In that tradition, British composer Max Richter ranks very high in what might be termed New Modern Impressionism. His Sleep album from 2012 prove to be hugely popular, with Richter giving overnight concerts, inviting audiences to sleep during the performance.

Sleep Circle finds Richter re-examining and reworking some of the ideas from Sleep. The band line-up includes gifted violin work from Louisa Fuller and Natalie Bonner, violist Nick Barr, cello from Max Ruisi and Zara Huson-Kozdoj with Grace Davidson providing haunting soprano vocal duties, Richter on piano and synth. A bold recording provides for a large sounding platform, the sum proving to be bigger than its parts.        


Julius Asal
Siena Tapes 
(DG)
★★★★★                         

GERMAN pianist and Composer Julius Asal’s second album for DG is a celebration of the French composer Maurice Ravel’s 150th Birthday. Four works from Ravel feature along with four from Asal and one from producer and composer Christian Badzura. All for solo piano, recorded at Rick Rubin’s chapel on his Siena estate.

The album opens up with a 15-second sonic artwork based on a cassette tape inserted into a tape machine followed by a simple frozen synth texture. Next, Asal’s Cascade, a bold, calm piece followed by Ravel’s Prelude in A Minor. Asal gives off a radiant energy, full of light and shade.

Another highlight is Badzura’s four-minute piece Petites Vagues. A strong melodic piano refrain holds the focus, surrounded by subtle chords that are modern and cinematic. The album closes with Ravel’s A La Maniere de Borodine: reflective, optimistic and emotive. The recording throughout captures a spirited performance in a unique sonic space.


Jean-Michel Jarre  
Live in Bratislava                     
(Sony Music)                  
★★★★★

EARLY in the 1970s French composer Jean-Michel Jarre created ground-breaking sonic structures, a forerunner in what would later become known as electronic dance music. His latest album is a live album from a concert performed in May 2024 in Bratislava, Slovakia as part of the Starmus Festival. The festival was founded by astrophysicist Garik Israelian and Sir Brian May under the auspices of the late Stephen Hawking and is intended to inspire the next generation of explorers and modern thinkers.
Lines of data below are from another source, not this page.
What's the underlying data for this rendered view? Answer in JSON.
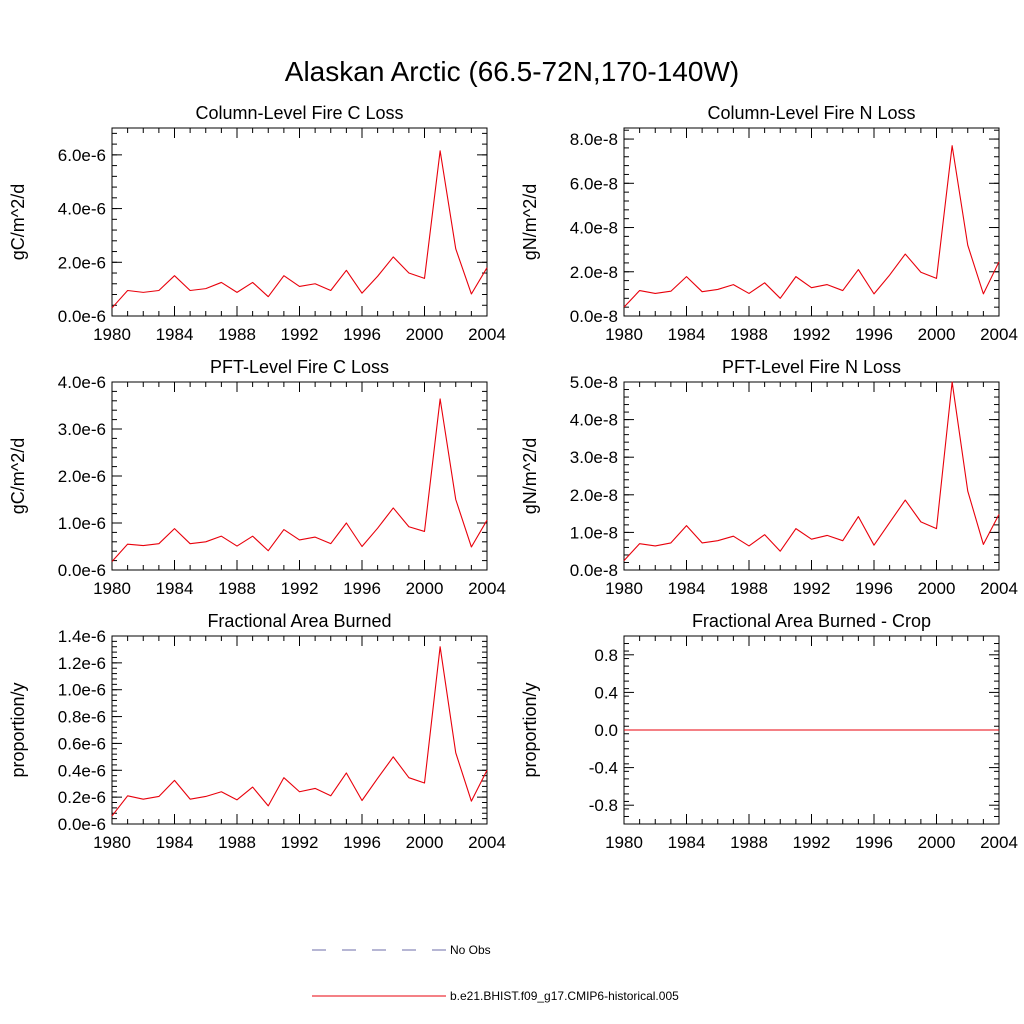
{
  "figure": {
    "title": "Alaskan Arctic (66.5-72N,170-140W)"
  },
  "legend": {
    "obs_label": "No Obs",
    "model_label": "b.e21.BHIST.f09_g17.CMIP6-historical.005",
    "obs_color": "#6e6ea8",
    "model_color": "#e8000b"
  },
  "chart_data": [
    {
      "type": "line",
      "title": "Column-Level Fire C Loss",
      "ylabel": "gC/m^2/d",
      "xlim": [
        1980,
        2004
      ],
      "ylim": [
        0,
        7e-06
      ],
      "x_ticks": [
        1980,
        1984,
        1988,
        1992,
        1996,
        2000,
        2004
      ],
      "x_tick_labels": [
        "1980",
        "1984",
        "1988",
        "1992",
        "1996",
        "2000",
        "2004"
      ],
      "y_ticks": [
        0,
        2e-06,
        4e-06,
        6e-06
      ],
      "y_tick_labels": [
        "0.0e-6",
        "2.0e-6",
        "4.0e-6",
        "6.0e-6"
      ],
      "x": [
        1980,
        1981,
        1982,
        1983,
        1984,
        1985,
        1986,
        1987,
        1988,
        1989,
        1990,
        1991,
        1992,
        1993,
        1994,
        1995,
        1996,
        1997,
        1998,
        1999,
        2000,
        2001,
        2002,
        2003,
        2004
      ],
      "series": [
        {
          "values": [
            3e-07,
            9.5e-07,
            8.8e-07,
            9.5e-07,
            1.5e-06,
            9.5e-07,
            1.02e-06,
            1.25e-06,
            8.8e-07,
            1.25e-06,
            7.2e-07,
            1.5e-06,
            1.1e-06,
            1.2e-06,
            9.5e-07,
            1.7e-06,
            8.5e-07,
            1.48e-06,
            2.2e-06,
            1.6e-06,
            1.4e-06,
            6.15e-06,
            2.5e-06,
            8.2e-07,
            1.8e-06
          ],
          "color": "#e8000b"
        }
      ]
    },
    {
      "type": "line",
      "title": "Column-Level Fire N Loss",
      "ylabel": "gN/m^2/d",
      "xlim": [
        1980,
        2004
      ],
      "ylim": [
        0,
        8.5e-08
      ],
      "x_ticks": [
        1980,
        1984,
        1988,
        1992,
        1996,
        2000,
        2004
      ],
      "x_tick_labels": [
        "1980",
        "1984",
        "1988",
        "1992",
        "1996",
        "2000",
        "2004"
      ],
      "y_ticks": [
        0,
        2e-08,
        4e-08,
        6e-08,
        8e-08
      ],
      "y_tick_labels": [
        "0.0e-8",
        "2.0e-8",
        "4.0e-8",
        "6.0e-8",
        "8.0e-8"
      ],
      "x": [
        1980,
        1981,
        1982,
        1983,
        1984,
        1985,
        1986,
        1987,
        1988,
        1989,
        1990,
        1991,
        1992,
        1993,
        1994,
        1995,
        1996,
        1997,
        1998,
        1999,
        2000,
        2001,
        2002,
        2003,
        2004
      ],
      "series": [
        {
          "values": [
            4e-09,
            1.15e-08,
            1.02e-08,
            1.12e-08,
            1.78e-08,
            1.1e-08,
            1.2e-08,
            1.42e-08,
            1.02e-08,
            1.5e-08,
            8e-09,
            1.78e-08,
            1.28e-08,
            1.42e-08,
            1.15e-08,
            2.1e-08,
            1e-08,
            1.85e-08,
            2.8e-08,
            1.98e-08,
            1.7e-08,
            7.7e-08,
            3.2e-08,
            1e-08,
            2.45e-08
          ],
          "color": "#e8000b"
        }
      ]
    },
    {
      "type": "line",
      "title": "PFT-Level Fire C Loss",
      "ylabel": "gC/m^2/d",
      "xlim": [
        1980,
        2004
      ],
      "ylim": [
        0,
        4e-06
      ],
      "x_ticks": [
        1980,
        1984,
        1988,
        1992,
        1996,
        2000,
        2004
      ],
      "x_tick_labels": [
        "1980",
        "1984",
        "1988",
        "1992",
        "1996",
        "2000",
        "2004"
      ],
      "y_ticks": [
        0,
        1e-06,
        2e-06,
        3e-06,
        4e-06
      ],
      "y_tick_labels": [
        "0.0e-6",
        "1.0e-6",
        "2.0e-6",
        "3.0e-6",
        "4.0e-6"
      ],
      "x": [
        1980,
        1981,
        1982,
        1983,
        1984,
        1985,
        1986,
        1987,
        1988,
        1989,
        1990,
        1991,
        1992,
        1993,
        1994,
        1995,
        1996,
        1997,
        1998,
        1999,
        2000,
        2001,
        2002,
        2003,
        2004
      ],
      "series": [
        {
          "values": [
            1.8e-07,
            5.5e-07,
            5.2e-07,
            5.6e-07,
            8.8e-07,
            5.6e-07,
            6e-07,
            7.2e-07,
            5.1e-07,
            7.2e-07,
            4.1e-07,
            8.6e-07,
            6.4e-07,
            7e-07,
            5.6e-07,
            1e-06,
            5e-07,
            8.9e-07,
            1.32e-06,
            9.2e-07,
            8.2e-07,
            3.64e-06,
            1.5e-06,
            4.9e-07,
            1.06e-06
          ],
          "color": "#e8000b"
        }
      ]
    },
    {
      "type": "line",
      "title": "PFT-Level Fire N Loss",
      "ylabel": "gN/m^2/d",
      "xlim": [
        1980,
        2004
      ],
      "ylim": [
        0,
        5e-08
      ],
      "x_ticks": [
        1980,
        1984,
        1988,
        1992,
        1996,
        2000,
        2004
      ],
      "x_tick_labels": [
        "1980",
        "1984",
        "1988",
        "1992",
        "1996",
        "2000",
        "2004"
      ],
      "y_ticks": [
        0,
        1e-08,
        2e-08,
        3e-08,
        4e-08,
        5e-08
      ],
      "y_tick_labels": [
        "0.0e-8",
        "1.0e-8",
        "2.0e-8",
        "3.0e-8",
        "4.0e-8",
        "5.0e-8"
      ],
      "x": [
        1980,
        1981,
        1982,
        1983,
        1984,
        1985,
        1986,
        1987,
        1988,
        1989,
        1990,
        1991,
        1992,
        1993,
        1994,
        1995,
        1996,
        1997,
        1998,
        1999,
        2000,
        2001,
        2002,
        2003,
        2004
      ],
      "series": [
        {
          "values": [
            2.5e-09,
            7e-09,
            6.4e-09,
            7.2e-09,
            1.18e-08,
            7.2e-09,
            7.8e-09,
            9e-09,
            6.4e-09,
            9.4e-09,
            5e-09,
            1.1e-08,
            8.2e-09,
            9.2e-09,
            7.8e-09,
            1.42e-08,
            6.6e-09,
            1.26e-08,
            1.86e-08,
            1.28e-08,
            1.1e-08,
            5e-08,
            2.1e-08,
            6.8e-09,
            1.48e-08
          ],
          "color": "#e8000b"
        }
      ]
    },
    {
      "type": "line",
      "title": "Fractional Area Burned",
      "ylabel": "proportion/y",
      "xlim": [
        1980,
        2004
      ],
      "ylim": [
        0,
        1.4e-06
      ],
      "x_ticks": [
        1980,
        1984,
        1988,
        1992,
        1996,
        2000,
        2004
      ],
      "x_tick_labels": [
        "1980",
        "1984",
        "1988",
        "1992",
        "1996",
        "2000",
        "2004"
      ],
      "y_ticks": [
        0,
        2e-07,
        4e-07,
        6e-07,
        8e-07,
        1e-06,
        1.2e-06,
        1.4e-06
      ],
      "y_tick_labels": [
        "0.0e-6",
        "0.2e-6",
        "0.4e-6",
        "0.6e-6",
        "0.8e-6",
        "1.0e-6",
        "1.2e-6",
        "1.4e-6"
      ],
      "x": [
        1980,
        1981,
        1982,
        1983,
        1984,
        1985,
        1986,
        1987,
        1988,
        1989,
        1990,
        1991,
        1992,
        1993,
        1994,
        1995,
        1996,
        1997,
        1998,
        1999,
        2000,
        2001,
        2002,
        2003,
        2004
      ],
      "series": [
        {
          "values": [
            6e-08,
            2.1e-07,
            1.85e-07,
            2.05e-07,
            3.25e-07,
            1.85e-07,
            2.05e-07,
            2.4e-07,
            1.8e-07,
            2.75e-07,
            1.35e-07,
            3.45e-07,
            2.4e-07,
            2.65e-07,
            2.1e-07,
            3.8e-07,
            1.75e-07,
            3.4e-07,
            5e-07,
            3.45e-07,
            3.05e-07,
            1.32e-06,
            5.3e-07,
            1.7e-07,
            4e-07
          ],
          "color": "#e8000b"
        }
      ]
    },
    {
      "type": "line",
      "title": "Fractional Area Burned - Crop",
      "ylabel": "proportion/y",
      "xlim": [
        1980,
        2004
      ],
      "ylim": [
        -1.0,
        1.0
      ],
      "x_ticks": [
        1980,
        1984,
        1988,
        1992,
        1996,
        2000,
        2004
      ],
      "x_tick_labels": [
        "1980",
        "1984",
        "1988",
        "1992",
        "1996",
        "2000",
        "2004"
      ],
      "y_ticks": [
        -0.8,
        -0.4,
        0.0,
        0.4,
        0.8
      ],
      "y_tick_labels": [
        "-0.8",
        "-0.4",
        "0.0",
        "0.4",
        "0.8"
      ],
      "x": [
        1980,
        1981,
        1982,
        1983,
        1984,
        1985,
        1986,
        1987,
        1988,
        1989,
        1990,
        1991,
        1992,
        1993,
        1994,
        1995,
        1996,
        1997,
        1998,
        1999,
        2000,
        2001,
        2002,
        2003,
        2004
      ],
      "series": [
        {
          "values": [
            0,
            0,
            0,
            0,
            0,
            0,
            0,
            0,
            0,
            0,
            0,
            0,
            0,
            0,
            0,
            0,
            0,
            0,
            0,
            0,
            0,
            0,
            0,
            0,
            0
          ],
          "color": "#e8000b"
        }
      ]
    }
  ]
}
Performed at one of Bratislava’s main bridges, the scale of the concert production was vast, and the ambition of the music likewise. It opens up with a huge synth brass fanfare chord work, then blends into a selection of epic tunes from his 1976 classic album Oxygene. The 1979 follow-up Equinox is also featured. Brian May contributes throughout, providing epic guitar textures including on an ambitious interpretation of Antonin Dvorak’s New World Symphony.